Pedro pensó que su análisis tenía parte de verdad.


–Me asombra que seas tan perceptiva. Parece cosa de magia…


Ella volvió a sonreír.


–Soy psicóloga, Pedro. Lo mío no tiene nada que ver con la magia. Pero aún no has contestado a mi pregunta. Tengo la impresión de que tu enfado no guardaba relación con los celos, sino con algo muy distinto… con el resentimiento –declaró–. ¿Me equivoco?


Pedro sacudió la cabeza.


–No, no te equivocas.


–¿Y de dónde viene ese resentimiento? –preguntó con dulzura.

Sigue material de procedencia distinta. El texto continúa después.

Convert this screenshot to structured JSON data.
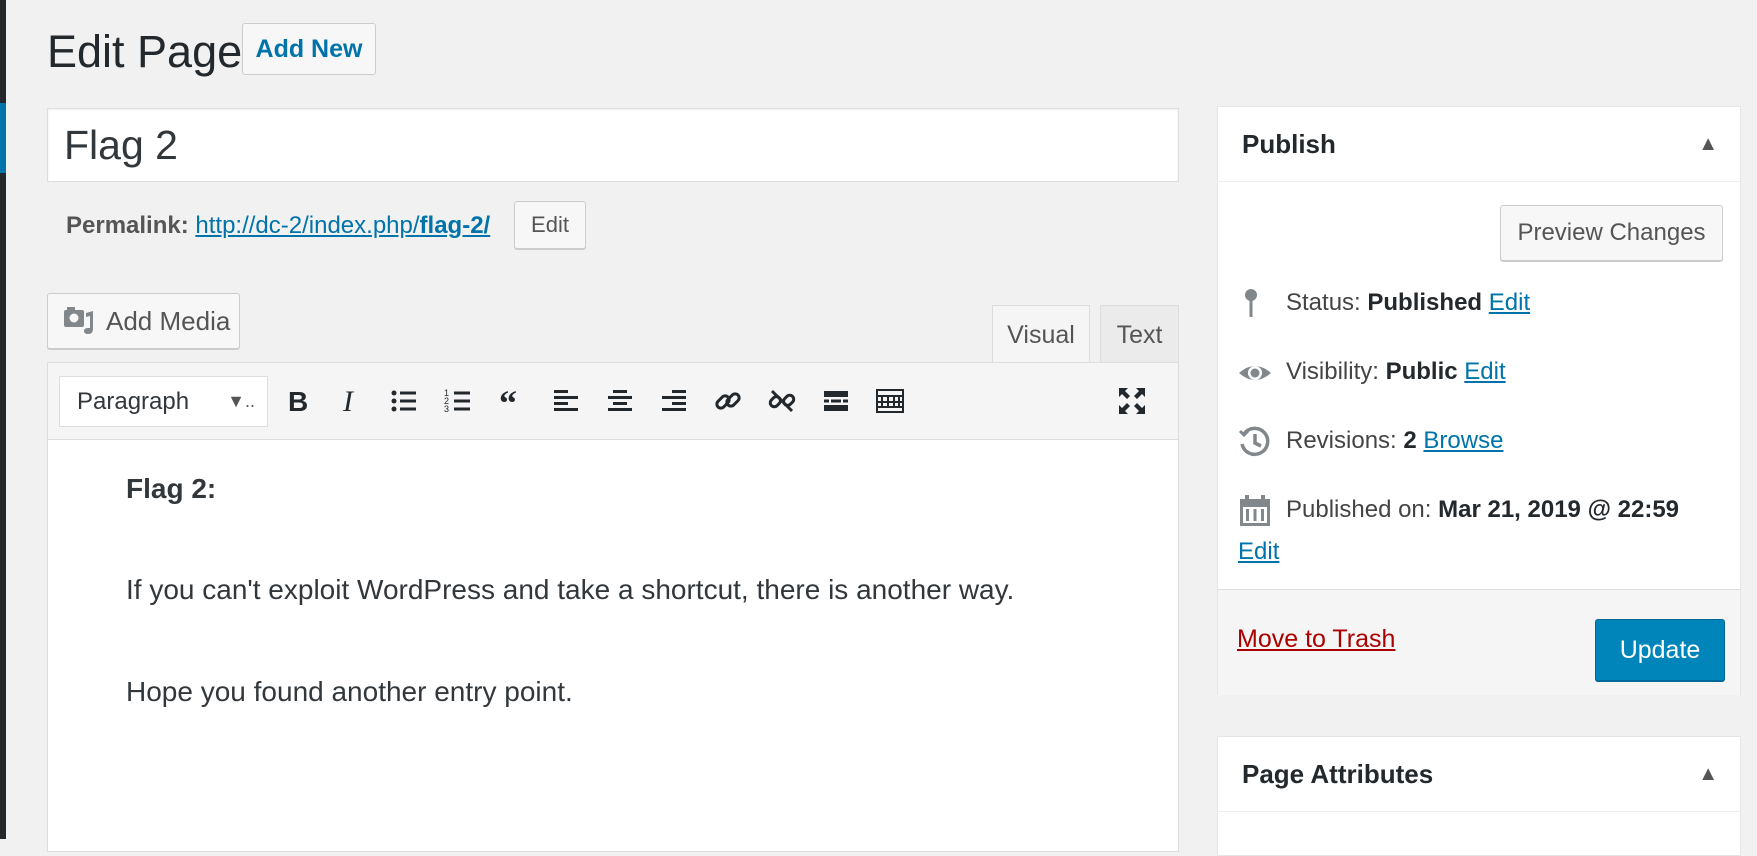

Él no dijo nada. De repente, sentía la absurda necesidad de llorar. Una necesidad que lo incomodó, porque no había derramado una sola lágrima en más de veinticinco años. No había llorado desde que se dio cuenta de que llorar no servía de nada.


–¿Pedro?


–No sé… Supongo que me dio por pensar en ciertas cosas que creía superadas.


–Y te has vuelto a sentir traicionado.


Él la miró a los ojos.


–Es posible. Cuando era niño, me dejaban solo con demasiada frecuencia.


–Lo siento, Pedro.


–No tienes por qué sentirlo. No me has abandonado a mí, sino a los chicos.


–Los chicos no estaban solos. Te tenían a ti.


–No es lo mismo.


–Pero es igual de bueno.


Pedro escudriñó su cara, incapaz de creer que su réplica hubiera sido sincera. Pero solo encontró sinceridad.


En ese momento, tuvo una revelación tan repentina como desconcertante. Se sentía más cerca de Paula que de ninguna de las mujeres con las que se había acostado. Y habría dado cualquier cosa por poder abrazarla y sentir su calor.


Quizá fuera que estaba madurando.


O, quizá, que corría directamente hacia el desastre.